Esta história toda, que levou jornalistas a se enveredarem pelo drama dos cachorrinhos e pelas discussões éticas em torno de pesquisas com os animais me fez recordar famosos textos da literatura brasileira, alguns relacionados a simples vira-latas que se tornaram inesquecíveis. Se você se emocionou com o drama dos Beagles, aqui vai uma listinha com sugestão de leitura de contos, crônicas e trechos de romance com algumas histórias emocionantes sobre cachorros. Para mim, uma das melhores é o drama de Baleia, que integra o romance "Vida Secas", de Graciliano Ramos, transformado em filme pela genialidade do cineasta Nelson Pereira dos Santos, em 1963 (foto acima):
Amigo Cachorro, de Belmiro Braga
Mila e Rua Mila, de Carlos Heitor Cony
Tentação, de Clarice Lispector
Perigo, de Domingos Pellegrini
Baleia, de Graciliano Ramos
Pingo-de-ouro, de Guimarães Rosa
Veludo, de Luiz Guimarães
Biruta, de Lygia Fagundes Telles
Plutão, de Olavo Bilac
Madrugada, de Orígenes Lessa
Bruno Lichtenstein, de Rubem Braga
Se você conhece algum outro texto e quiser colaborar com a lista anterior, é só fazer o comentário abaixo deste post.
Em respeito aos direitos autorais, não posso reproduzir a maioria aqui, mas deixo registrado o poema Veludo, de Luiz Guimarães, já em domínio público.
Eu tive um cão.
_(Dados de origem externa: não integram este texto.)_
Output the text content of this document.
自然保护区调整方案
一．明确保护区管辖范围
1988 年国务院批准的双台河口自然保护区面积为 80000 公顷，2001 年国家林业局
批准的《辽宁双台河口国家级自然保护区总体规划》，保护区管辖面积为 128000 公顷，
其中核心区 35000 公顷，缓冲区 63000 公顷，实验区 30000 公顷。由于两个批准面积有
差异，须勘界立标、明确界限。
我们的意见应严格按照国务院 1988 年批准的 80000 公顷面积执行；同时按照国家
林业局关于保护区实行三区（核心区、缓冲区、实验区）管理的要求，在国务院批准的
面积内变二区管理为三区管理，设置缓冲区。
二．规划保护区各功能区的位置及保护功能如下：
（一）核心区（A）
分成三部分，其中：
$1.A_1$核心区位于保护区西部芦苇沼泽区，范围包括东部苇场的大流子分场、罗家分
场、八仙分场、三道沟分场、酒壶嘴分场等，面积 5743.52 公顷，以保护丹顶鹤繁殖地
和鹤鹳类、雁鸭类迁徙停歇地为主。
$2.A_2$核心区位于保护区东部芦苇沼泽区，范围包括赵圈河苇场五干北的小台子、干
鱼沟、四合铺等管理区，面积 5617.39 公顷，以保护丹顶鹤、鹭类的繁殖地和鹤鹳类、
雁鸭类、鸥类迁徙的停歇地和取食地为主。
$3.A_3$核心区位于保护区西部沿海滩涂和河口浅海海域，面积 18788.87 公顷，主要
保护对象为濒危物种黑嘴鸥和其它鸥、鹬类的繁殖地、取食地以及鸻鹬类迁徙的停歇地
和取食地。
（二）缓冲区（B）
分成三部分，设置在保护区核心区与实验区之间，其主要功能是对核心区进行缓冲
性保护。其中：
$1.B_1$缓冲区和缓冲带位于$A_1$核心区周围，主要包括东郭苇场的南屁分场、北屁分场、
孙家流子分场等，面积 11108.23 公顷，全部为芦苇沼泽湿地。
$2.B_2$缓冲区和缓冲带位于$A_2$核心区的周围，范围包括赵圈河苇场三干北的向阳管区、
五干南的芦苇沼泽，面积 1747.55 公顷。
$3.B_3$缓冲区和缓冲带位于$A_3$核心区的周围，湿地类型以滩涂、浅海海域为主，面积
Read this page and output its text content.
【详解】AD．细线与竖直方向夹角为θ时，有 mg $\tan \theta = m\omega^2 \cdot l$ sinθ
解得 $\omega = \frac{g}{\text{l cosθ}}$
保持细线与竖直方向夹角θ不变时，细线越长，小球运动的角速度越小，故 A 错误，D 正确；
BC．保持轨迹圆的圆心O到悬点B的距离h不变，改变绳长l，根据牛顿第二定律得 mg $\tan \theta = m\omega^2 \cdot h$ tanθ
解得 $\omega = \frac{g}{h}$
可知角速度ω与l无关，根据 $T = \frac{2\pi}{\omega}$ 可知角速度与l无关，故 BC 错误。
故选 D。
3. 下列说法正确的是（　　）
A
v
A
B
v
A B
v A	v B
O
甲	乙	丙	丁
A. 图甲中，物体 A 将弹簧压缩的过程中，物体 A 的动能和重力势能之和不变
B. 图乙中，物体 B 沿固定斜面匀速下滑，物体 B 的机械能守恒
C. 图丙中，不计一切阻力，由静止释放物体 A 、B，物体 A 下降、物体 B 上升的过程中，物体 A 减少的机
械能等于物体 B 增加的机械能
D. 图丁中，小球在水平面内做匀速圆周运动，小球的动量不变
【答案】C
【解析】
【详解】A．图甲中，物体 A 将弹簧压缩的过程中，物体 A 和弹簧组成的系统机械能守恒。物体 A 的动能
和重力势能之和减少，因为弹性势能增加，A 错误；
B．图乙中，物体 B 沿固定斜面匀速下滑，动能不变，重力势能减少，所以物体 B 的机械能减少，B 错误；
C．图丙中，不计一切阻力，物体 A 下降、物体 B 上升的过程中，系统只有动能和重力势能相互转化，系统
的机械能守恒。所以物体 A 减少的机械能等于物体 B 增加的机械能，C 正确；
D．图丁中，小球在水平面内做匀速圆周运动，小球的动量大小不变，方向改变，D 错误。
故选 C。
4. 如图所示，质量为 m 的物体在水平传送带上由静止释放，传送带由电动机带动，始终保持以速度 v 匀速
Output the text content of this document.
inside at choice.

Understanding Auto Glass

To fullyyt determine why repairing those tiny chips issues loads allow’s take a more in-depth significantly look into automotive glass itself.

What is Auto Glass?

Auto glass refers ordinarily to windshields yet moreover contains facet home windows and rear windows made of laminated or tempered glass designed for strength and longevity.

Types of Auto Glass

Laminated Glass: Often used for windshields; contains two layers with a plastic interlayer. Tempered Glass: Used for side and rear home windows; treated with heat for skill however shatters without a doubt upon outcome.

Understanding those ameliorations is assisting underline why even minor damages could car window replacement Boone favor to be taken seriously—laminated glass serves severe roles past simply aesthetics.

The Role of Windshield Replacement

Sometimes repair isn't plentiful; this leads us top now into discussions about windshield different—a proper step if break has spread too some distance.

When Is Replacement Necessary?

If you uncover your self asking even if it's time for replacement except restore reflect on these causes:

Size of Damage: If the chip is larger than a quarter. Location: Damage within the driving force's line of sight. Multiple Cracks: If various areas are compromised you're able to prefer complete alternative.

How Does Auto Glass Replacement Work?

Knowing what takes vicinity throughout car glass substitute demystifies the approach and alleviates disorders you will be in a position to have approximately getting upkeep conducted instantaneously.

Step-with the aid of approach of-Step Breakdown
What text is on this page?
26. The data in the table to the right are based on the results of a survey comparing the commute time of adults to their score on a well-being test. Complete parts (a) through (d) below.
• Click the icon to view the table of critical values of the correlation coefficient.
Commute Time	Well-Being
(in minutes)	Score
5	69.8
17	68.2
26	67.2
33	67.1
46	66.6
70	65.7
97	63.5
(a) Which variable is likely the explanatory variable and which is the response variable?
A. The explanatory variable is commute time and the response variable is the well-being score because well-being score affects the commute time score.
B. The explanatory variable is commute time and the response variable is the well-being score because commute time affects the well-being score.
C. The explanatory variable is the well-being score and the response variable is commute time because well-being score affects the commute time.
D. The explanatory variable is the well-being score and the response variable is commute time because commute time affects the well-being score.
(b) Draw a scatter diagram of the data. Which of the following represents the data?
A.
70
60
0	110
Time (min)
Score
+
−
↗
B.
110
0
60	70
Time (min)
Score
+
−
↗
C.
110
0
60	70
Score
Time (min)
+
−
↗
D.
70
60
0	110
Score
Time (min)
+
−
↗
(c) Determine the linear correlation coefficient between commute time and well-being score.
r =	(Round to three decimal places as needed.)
Chamava-se Veludo:
Magro, asqueroso, revoltante, imundo,
Para dizer numa palavra tudo
Foi o mais feio cão que houve no mundo.
Recebi-o das mãos dum camarada.
Na hora da partida, o cão gemendo
Não me queria acompanhar por nada:
Enfim − mau grado seu − o vim trazendo.
O meu amigo cabisbaixo, mudo,
Olhava-o ... o sol nas ondas se abismava....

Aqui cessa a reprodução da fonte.